There used to be a guy who
By anonnona
Mon, 06/11/2012 - 10:10am
There used to be a guy who sold Spare Change and shouted ten syllables of gibberish over and over, I could never make out what it was. One day the Notre Dame fight song played, and on cue, after the last note, you could hear him shouting the gibberish. One of the funniest things I've heard in Downtown Crossing.
Schedule?
By jp_guy
Fri, 06/08/2012 - 10:59am
I'd like to go make a video of the carillon. Does anyone know at what times it plays?
Every hour, on the hour.
By Neal
Fri, 06/08/2012 - 12:57pm
Its Westminster Chime is the real thing, sounding every 15 minutes, in longer increments until the top of the hour where it does a full Westminster, followed by the pealing of the hour, I think that is a recording though (A very high quality one though).
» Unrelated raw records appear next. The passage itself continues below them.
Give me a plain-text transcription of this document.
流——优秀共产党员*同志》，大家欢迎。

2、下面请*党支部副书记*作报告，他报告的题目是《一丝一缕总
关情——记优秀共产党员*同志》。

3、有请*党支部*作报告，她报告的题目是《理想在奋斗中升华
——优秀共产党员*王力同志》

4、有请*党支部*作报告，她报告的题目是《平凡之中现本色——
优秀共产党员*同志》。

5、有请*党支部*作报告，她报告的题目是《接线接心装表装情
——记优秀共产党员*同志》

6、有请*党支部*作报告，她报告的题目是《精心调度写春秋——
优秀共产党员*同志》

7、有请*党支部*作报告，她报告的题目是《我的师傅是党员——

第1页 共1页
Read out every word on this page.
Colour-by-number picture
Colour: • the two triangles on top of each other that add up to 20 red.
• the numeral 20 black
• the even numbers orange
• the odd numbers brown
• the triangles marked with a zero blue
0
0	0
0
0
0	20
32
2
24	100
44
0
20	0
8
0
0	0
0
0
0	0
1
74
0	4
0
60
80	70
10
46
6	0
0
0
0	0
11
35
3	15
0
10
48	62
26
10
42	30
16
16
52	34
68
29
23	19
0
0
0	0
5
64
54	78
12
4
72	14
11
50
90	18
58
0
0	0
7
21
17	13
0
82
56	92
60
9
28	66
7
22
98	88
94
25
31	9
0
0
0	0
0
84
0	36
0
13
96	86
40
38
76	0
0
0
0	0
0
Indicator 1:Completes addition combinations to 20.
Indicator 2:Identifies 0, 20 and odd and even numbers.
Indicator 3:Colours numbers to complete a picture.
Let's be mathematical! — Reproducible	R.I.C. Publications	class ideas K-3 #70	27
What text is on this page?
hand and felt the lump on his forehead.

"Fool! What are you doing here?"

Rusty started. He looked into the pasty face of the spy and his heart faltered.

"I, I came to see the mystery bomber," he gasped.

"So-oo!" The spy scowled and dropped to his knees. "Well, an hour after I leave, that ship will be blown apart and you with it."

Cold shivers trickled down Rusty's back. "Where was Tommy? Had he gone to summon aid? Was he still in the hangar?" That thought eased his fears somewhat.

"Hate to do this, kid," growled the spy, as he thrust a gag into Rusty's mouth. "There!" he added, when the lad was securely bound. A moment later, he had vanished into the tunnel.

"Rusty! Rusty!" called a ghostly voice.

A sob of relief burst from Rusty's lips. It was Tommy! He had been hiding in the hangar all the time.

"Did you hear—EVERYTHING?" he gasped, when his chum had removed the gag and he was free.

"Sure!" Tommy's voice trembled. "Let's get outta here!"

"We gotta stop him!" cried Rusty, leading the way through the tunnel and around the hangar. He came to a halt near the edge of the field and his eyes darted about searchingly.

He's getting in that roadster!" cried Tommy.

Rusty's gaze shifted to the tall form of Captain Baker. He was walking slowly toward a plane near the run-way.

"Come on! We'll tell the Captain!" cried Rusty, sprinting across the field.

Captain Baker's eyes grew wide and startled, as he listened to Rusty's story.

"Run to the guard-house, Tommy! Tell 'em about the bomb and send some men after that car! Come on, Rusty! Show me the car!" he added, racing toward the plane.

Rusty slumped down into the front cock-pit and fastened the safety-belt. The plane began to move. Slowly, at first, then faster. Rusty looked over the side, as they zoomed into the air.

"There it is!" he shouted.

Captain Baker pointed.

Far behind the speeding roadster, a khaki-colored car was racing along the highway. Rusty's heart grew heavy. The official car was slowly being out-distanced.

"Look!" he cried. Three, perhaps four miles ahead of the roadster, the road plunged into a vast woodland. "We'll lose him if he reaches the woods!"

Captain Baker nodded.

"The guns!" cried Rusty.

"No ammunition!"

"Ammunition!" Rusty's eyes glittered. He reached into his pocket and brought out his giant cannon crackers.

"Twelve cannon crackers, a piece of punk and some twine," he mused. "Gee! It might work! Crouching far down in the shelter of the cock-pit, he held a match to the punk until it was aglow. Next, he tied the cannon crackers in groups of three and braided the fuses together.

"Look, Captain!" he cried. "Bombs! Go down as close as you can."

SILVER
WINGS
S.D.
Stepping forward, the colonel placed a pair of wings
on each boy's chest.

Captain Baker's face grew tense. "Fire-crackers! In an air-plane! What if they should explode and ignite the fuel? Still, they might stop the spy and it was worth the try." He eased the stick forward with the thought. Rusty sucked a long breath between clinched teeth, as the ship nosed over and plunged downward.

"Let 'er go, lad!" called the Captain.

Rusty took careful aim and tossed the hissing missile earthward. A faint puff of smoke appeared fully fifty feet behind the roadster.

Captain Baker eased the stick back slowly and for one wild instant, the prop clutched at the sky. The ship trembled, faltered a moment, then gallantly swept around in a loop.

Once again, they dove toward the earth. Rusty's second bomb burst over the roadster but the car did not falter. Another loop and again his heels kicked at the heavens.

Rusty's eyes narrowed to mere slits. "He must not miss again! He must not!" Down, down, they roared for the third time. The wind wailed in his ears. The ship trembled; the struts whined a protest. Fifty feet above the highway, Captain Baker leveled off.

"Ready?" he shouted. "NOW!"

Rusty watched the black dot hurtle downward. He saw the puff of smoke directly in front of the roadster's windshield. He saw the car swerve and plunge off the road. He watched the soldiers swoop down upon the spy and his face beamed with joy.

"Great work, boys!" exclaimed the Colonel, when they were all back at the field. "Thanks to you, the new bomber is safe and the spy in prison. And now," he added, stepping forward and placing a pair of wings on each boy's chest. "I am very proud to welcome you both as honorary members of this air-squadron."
The music follows the hour count. I'm not sure if they change the music for special occasions, except by season. I did happen to hear it play "Wild Blue Yonder" on the same day last year that my nephew graduated from USAF Basic Military Training. I don't know if that was coincidence (like if all BMT graduations happen on the same day or something) or in commemoration.
NPR story
By Night Owl City
Fri, 06/08/2012 - 12:54pm
Filene's Musical Holiday Celebration, from 2002 reports the bells that play (sound? chime?) Westminster Chimes were installed in 1912 and the carillon was installed in 1997.
It also plays...
By Neal
Fri, 06/08/2012 - 1:03pm
...the theme to Love Story
I wish Ray Bradbury were here
By joehp
Fri, 06/08/2012 - 2:33pm
to write a story for us: I have no carillon and I must scream. I have no glockenspiel and I (and everyone within earshot), must scream with delight.
He's not here, but ...
By adamg
Fri, 06/08/2012 - 2:38pm
Harlan Ellison is, although I hear he can be cranky.
Thanks, Adam.
By joehp
Fri, 06/08/2012 - 2:44pm
M. Ellison is not funny, though, and M. Bradbury was. That story is creepy as hell.
True, that
By adamg
Fri, 06/08/2012 - 2:45pm
As is much of his work.
Nothing like making a snarky remark....
By Michael Kerpan
Fri, 06/08/2012 - 3:15pm
... about Harlan Ellison at a science fiction convention (long ago) and then discovering he is standing right behind you.
Who,you?
By joehp
Fri, 06/08/2012 - 3:22pm
What's the story?
It was a group conversation...
By Michael Kerpan
Fri, 06/08/2012 - 3:29pm
... in an aisle in the book sellers area -- and I was one of the participants -- and I hear someone behind me say "can I get by" -- and it was H.E. himself. We _hoped_ he hadn't been standing there listening, waiting for the moment to cause us maximum chagrin -- but who knows.
Thank you, Michael.
By joehp
Fri, 06/08/2012 - 5:32pm
I am a bit thick, so I know I need to know more to get the full picture... Hopefully (yes, hopefully -- word we all get!), we can connect at some point and you can help me understand.
These are 30+ year old memories
By Michael Kerpan
Fri, 06/08/2012 - 5:51pm
Not sure that I have many more details of this eccounter left in my memory. ;~}
How does the carillon work? I
By anon
Fri, 06/08/2012 - 3:58pm
How does the carillon work?
I assume it isn't someone playing a keyboard in real-time. So where to the music files come from, and who chooses them?
The world's most famous Glockenspiel
By Neal
Fri, 06/08/2012 - 4:48pm
And, I think, my most viewed video on Youtube.